Line 45 checks if the zipfolder exists – and if it doesn’t then it creates it.

Line 46 is virtually identical to line 45, except that it does it for the archivefolder – where we will store the files after they have been processed.

Finally, we have a standard for loop – for every element in the fs (list of files) it runs the decompress function (which we discussed earlier).

Then, well, we are done with the program. It has served the purpose for which it was designed. This code could be adapted in many ways for many different situations – for ETL tool type functionality.

That concludes the first four steps. Step 5 will be repeated over and over again for 48 files, so it may be covered in many posts. Still, if there is standardization in the file formatting (even if it is standard not pleasant) after solving the first file there should be a lot of code reuse.

Update and final run instructions

To run the code you need to save your file in the windows command prompt. Click on “Ask me anything” on your Windows 10 task bar and type cmd – you can either press [enter] or double clicking on the top of you results.

commandpromptopen

cmd_runcodeimdb

When you open the command prompt (as shown above) it starts you in the Users directory that is currently running the computer. Type in cd.. [enter] to move back one level in the command prompt. This moves you to the Users area. Type in cd.. [enter] and this places you at the root directory. Next we will move to the directory that we saved our code. Type cd IMDBCode [enter].

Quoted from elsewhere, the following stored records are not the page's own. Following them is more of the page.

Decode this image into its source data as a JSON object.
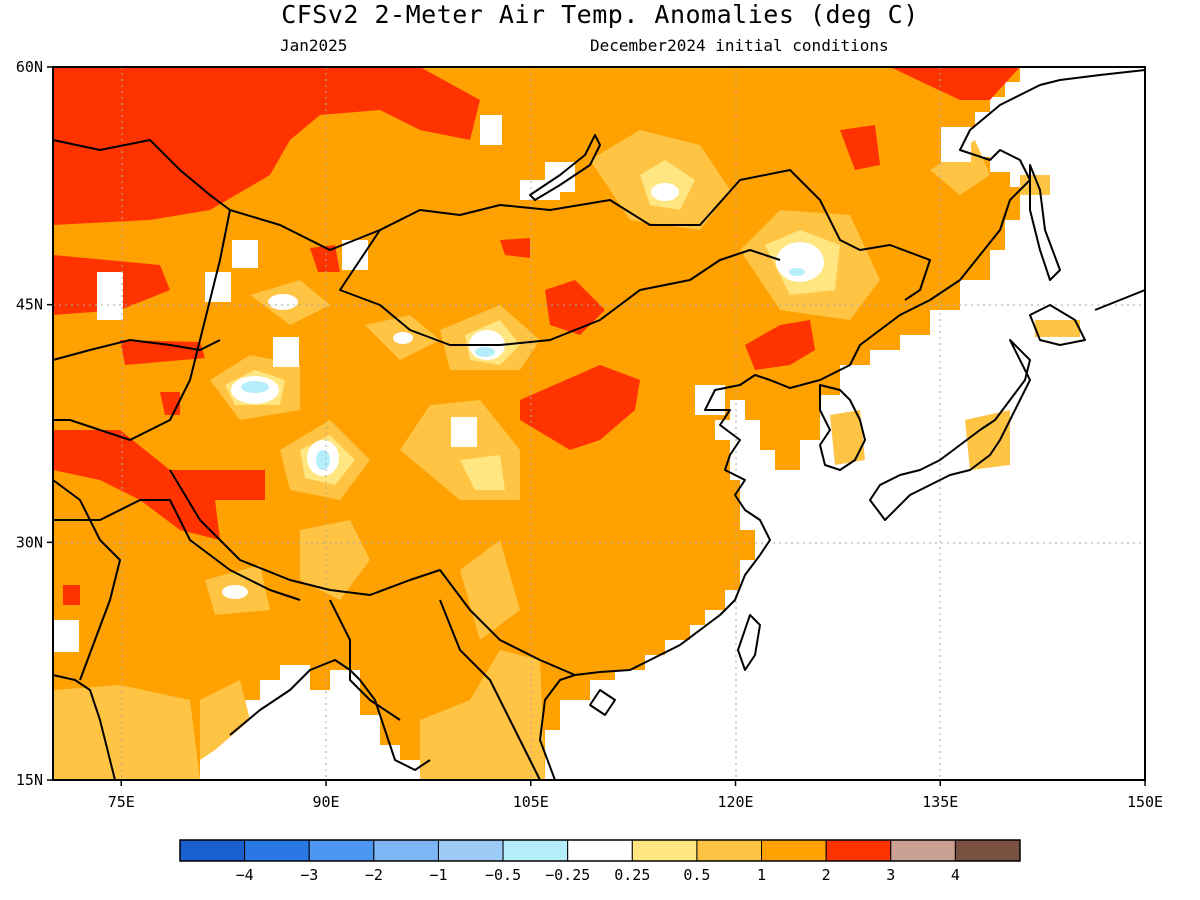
{
  "title": "CFSv2 2-Meter Air Temp. Anomalies (deg C)",
  "subtitle_left": "Jan2025",
  "subtitle_right": "December2024 initial conditions",
  "chart_data": {
    "type": "heatmap",
    "title": "CFSv2 2-Meter Air Temp. Anomalies (deg C)",
    "variable": "2-Meter Air Temp. Anomalies",
    "units": "deg C",
    "valid_month": "Jan2025",
    "initial_conditions": "December2024 initial conditions",
    "lon_range": [
      70,
      150
    ],
    "lat_range": [
      15,
      60
    ],
    "lon_ticks": [
      {
        "value": 75,
        "label": "75E"
      },
      {
        "value": 90,
        "label": "90E"
      },
      {
        "value": 105,
        "label": "105E"
      },
      {
        "value": 120,
        "label": "120E"
      },
      {
        "value": 135,
        "label": "135E"
      },
      {
        "value": 150,
        "label": "150E"
      }
    ],
    "lat_ticks": [
      {
        "value": 60,
        "label": "60N"
      },
      {
        "value": 45,
        "label": "45N"
      },
      {
        "value": 30,
        "label": "30N"
      },
      {
        "value": 15,
        "label": "15N"
      }
    ],
    "grid": true,
    "colorbar": {
      "boundaries": [
        "-4",
        "-3",
        "-2",
        "-1",
        "-0.5",
        "-0.25",
        "0.25",
        "0.5",
        "1",
        "2",
        "3",
        "4"
      ],
      "colors": [
        "#1a5fd0",
        "#2a78e6",
        "#4d97f0",
        "#7db5f5",
        "#9ccbf8",
        "#b4eefa",
        "#ffffff",
        "#ffe680",
        "#ffc444",
        "#ffa100",
        "#ff3300",
        "#c9a092",
        "#7a5040"
      ]
    },
    "features": [
      {
        "type": "warm",
        "lon": 73,
        "lat": 56,
        "value": 3
      },
      {
        "type": "warm",
        "lon": 108,
        "lat": 45,
        "value": 3
      },
      {
        "type": "warm",
        "lon": 110,
        "lat": 39.5,
        "value": 3
      },
      {
        "type": "warm",
        "lon": 126,
        "lat": 43,
        "value": 3
      },
      {
        "type": "warm",
        "lon": 131,
        "lat": 55,
        "value": 3
      },
      {
        "type": "warm",
        "lon": 85,
        "lat": 35,
        "value": 3
      },
      {
        "type": "cool",
        "lon": 125,
        "lat": 47.5,
        "value": -0.25
      },
      {
        "type": "cool",
        "lon": 102,
        "lat": 42.5,
        "value": -0.25
      },
      {
        "type": "cool",
        "lon": 83,
        "lat": 40.3,
        "value": -0.25
      },
      {
        "type": "cool",
        "lon": 89,
        "lat": 35.5,
        "value": -0.25
      }
    ]
  }
}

Now, if the path is set correctly in your computer for Python 2.7 – you can run the Python code by typing in the file name – IMDB_InitialDataProcess.py [enter] and the program will begin to run. Assuming the files are in the C:\IMDB folder – they will be uncompressed, saved as text files and moved/deleted.

Just to show the expected output:

dataprocess_endproduct1

This folder (IMDB) used to contain 48 files – now it contains two directories. All the files have been deleted. If there were any files remaining those files would be files that failed to be processed.

dataprocess_endproduct2

Above – we can see the contents of the “Original” folder under IMDB – contains 48 files – with a disk space of 1.71 GB.

dataprocess_endproduct3

Now, finally, we can see that the “Unzip” folder contains 48 files – with a disk space of 6.89GB.